Disposer

Illustration: Marin Blanc

À Montréal, avant de déménager en Ontario, il m’est arrivé souvent de me sentir brusquée par tout ce que je voyais en sortant de chez moi, par les poubelles qui débordaient, par la pollution des grosses voitures de sport dont les conducteurs aimaient particulièrement me frôler lorsque j’étais à vélo pour me faire peur. Comment me lier à l’espace ? Était-ce possible ? Je voyais constamment des choses qui ne correspondaient pas à mes valeurs, et souvent, j’échouais moi aussi à être en tout temps affable ou gentille, à tout le temps utiliser mes sacs réutilisables à l’épicerie et à ne pas oublier d’enlever la fenêtre en plastique des enveloppes avant de les mettre au recyclage.

Je voyais les gens qui buvaient leur café dans des tasses de carton aussitôt jetées, dans une poubelle avec un peu de chance, mais souvent au sol. Je voyais des meubles mis au trottoir prendre la pluie ou gondoler à cause de la canicule, les rendant inutilisables. On ne savait respecter ni les humains ni les objets, et surtout, on niait le lien entre le premier et le second.

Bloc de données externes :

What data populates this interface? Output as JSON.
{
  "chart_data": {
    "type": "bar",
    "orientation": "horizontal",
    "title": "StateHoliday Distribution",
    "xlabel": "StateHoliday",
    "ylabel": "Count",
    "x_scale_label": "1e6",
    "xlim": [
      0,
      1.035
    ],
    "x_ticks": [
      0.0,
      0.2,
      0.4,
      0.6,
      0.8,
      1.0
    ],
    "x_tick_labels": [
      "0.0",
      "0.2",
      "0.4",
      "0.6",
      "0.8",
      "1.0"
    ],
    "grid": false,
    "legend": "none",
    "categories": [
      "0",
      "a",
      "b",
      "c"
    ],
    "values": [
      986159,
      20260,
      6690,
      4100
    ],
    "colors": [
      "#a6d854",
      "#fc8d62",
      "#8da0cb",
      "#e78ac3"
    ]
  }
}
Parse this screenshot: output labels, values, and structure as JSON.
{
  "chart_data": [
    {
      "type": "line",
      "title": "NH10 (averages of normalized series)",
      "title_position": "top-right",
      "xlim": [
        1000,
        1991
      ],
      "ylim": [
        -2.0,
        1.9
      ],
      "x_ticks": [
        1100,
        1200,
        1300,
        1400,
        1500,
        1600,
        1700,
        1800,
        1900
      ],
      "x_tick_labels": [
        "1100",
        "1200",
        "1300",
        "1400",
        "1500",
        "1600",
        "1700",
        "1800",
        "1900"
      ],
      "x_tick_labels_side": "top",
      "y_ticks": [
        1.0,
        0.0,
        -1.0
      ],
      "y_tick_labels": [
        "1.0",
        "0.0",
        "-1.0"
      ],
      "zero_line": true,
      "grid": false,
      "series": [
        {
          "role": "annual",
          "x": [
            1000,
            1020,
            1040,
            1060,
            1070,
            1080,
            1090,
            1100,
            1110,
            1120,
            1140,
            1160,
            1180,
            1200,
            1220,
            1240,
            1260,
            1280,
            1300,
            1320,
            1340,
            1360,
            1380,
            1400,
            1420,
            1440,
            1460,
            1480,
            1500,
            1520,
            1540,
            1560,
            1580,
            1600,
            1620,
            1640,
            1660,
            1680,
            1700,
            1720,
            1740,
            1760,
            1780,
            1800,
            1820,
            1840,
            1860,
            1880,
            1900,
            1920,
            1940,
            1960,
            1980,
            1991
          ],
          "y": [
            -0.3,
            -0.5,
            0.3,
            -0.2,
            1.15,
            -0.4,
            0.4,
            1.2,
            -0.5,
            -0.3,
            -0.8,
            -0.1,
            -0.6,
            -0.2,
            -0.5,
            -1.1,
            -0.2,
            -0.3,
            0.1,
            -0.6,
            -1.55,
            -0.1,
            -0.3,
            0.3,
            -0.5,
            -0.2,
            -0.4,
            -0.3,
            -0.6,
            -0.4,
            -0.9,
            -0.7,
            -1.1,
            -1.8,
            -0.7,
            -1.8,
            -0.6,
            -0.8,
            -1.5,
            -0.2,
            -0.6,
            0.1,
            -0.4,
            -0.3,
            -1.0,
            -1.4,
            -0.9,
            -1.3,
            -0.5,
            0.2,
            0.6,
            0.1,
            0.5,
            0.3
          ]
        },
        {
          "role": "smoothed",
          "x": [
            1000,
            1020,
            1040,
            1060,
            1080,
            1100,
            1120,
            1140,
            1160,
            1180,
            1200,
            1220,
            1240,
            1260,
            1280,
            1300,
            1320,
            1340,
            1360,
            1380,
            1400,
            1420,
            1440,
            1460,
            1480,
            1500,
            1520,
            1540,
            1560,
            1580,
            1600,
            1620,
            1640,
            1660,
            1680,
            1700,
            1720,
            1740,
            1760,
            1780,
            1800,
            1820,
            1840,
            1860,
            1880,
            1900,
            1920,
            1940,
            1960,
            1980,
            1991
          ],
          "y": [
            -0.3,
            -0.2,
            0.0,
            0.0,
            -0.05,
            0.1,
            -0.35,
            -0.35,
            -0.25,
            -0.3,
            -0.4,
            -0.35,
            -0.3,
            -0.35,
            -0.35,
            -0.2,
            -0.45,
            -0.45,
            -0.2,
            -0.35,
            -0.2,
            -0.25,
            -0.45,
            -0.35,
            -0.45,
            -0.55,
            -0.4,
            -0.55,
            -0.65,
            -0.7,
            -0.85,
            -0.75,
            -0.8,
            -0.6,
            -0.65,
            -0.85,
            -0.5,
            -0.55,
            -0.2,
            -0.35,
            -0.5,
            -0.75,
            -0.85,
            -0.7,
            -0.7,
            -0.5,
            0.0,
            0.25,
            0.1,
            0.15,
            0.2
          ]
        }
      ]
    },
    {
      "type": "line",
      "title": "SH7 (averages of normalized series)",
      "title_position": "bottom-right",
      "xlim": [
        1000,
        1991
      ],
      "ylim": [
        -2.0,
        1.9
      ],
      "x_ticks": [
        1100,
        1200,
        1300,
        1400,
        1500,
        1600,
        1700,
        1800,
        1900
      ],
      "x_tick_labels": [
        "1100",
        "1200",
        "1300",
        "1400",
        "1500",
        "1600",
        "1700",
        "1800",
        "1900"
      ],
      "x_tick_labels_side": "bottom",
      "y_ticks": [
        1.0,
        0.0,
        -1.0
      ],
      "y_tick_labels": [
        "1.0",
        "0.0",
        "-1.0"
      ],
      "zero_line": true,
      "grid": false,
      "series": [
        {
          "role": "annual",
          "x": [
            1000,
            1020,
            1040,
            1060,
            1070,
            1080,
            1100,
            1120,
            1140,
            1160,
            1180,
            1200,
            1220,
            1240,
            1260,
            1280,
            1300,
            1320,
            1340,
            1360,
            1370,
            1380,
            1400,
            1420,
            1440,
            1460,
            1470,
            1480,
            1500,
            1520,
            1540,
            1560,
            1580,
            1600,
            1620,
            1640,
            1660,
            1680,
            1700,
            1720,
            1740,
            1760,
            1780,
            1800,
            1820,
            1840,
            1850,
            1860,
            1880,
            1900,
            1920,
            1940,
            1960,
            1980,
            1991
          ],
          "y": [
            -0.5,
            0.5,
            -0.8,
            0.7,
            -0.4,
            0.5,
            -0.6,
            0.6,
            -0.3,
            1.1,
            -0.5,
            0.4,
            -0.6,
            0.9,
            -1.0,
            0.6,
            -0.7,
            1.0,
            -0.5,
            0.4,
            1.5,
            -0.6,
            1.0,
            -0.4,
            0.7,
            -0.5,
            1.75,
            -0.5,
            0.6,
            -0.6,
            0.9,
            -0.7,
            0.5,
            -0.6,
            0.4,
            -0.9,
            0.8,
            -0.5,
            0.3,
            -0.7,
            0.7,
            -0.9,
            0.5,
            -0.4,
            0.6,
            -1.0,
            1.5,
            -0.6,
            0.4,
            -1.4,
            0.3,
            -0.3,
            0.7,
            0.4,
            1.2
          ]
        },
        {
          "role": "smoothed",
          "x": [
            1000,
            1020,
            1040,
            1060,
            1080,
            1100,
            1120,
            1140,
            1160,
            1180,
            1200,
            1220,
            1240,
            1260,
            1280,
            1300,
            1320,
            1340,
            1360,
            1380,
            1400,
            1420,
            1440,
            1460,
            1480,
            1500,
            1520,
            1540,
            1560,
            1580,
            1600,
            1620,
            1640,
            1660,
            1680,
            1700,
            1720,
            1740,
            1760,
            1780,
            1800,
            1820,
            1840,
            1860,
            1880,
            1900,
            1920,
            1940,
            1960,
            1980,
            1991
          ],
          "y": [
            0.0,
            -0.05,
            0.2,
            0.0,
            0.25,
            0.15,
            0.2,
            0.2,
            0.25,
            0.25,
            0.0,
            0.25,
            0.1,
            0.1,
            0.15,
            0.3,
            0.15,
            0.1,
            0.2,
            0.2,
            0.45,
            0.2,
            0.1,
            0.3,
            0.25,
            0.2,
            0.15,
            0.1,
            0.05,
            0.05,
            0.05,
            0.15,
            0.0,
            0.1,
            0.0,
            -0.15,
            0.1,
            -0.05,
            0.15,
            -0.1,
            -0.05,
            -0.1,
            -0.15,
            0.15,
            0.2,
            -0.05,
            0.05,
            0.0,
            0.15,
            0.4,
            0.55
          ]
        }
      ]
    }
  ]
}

Nier que les objets que nous consommons, et la manière dont on en prend soin ou non ont un impact indéniable sur notre qualité de vie à très court terme étant donné les changements climatiques m’a semblé être le consensus de la majorité.

Me voyant outrée de voir ces meubles parfaitement utilisables être jetés sans plus de cérémonie, on m’a indiqué un groupe Facebook qui s’appelle « Meubles abandonnés à Montréal », où des passants lambda photographient puis publient en ligne ceux sur lesquels ils tombent lors de leurs trajets. Tout un réseau de gens sauve ainsi ces meubles des intempéries et de l’enfouissement, leur redonne une nouvelle vie. Dans ma quête de revalorisation des objets, j’ai aussi trouvé des sites de troc où des gens échangent des vêtements contre des mandolines, des chaises contre des boutures, où j’ai pu donner, par exemple, des choses qui ne se donnent nulle part ailleurs, comme du grillage acheté pour un projet jamais concrétisé. Ces lieux virtuels organisent donc de façon purement citoyenne et apolitique des espaces de solidarité qui ont su un peu apaiser mon impression de vivre dans une ville où l’absence de responsabilisation individuelle semble régner. J’y ai vu très souvent de nouveaux arrivants demander de l’aide pour meubler leur appartement ; et des dizaines de personnes de leur répondre avec empressement avec moult dons et conseils.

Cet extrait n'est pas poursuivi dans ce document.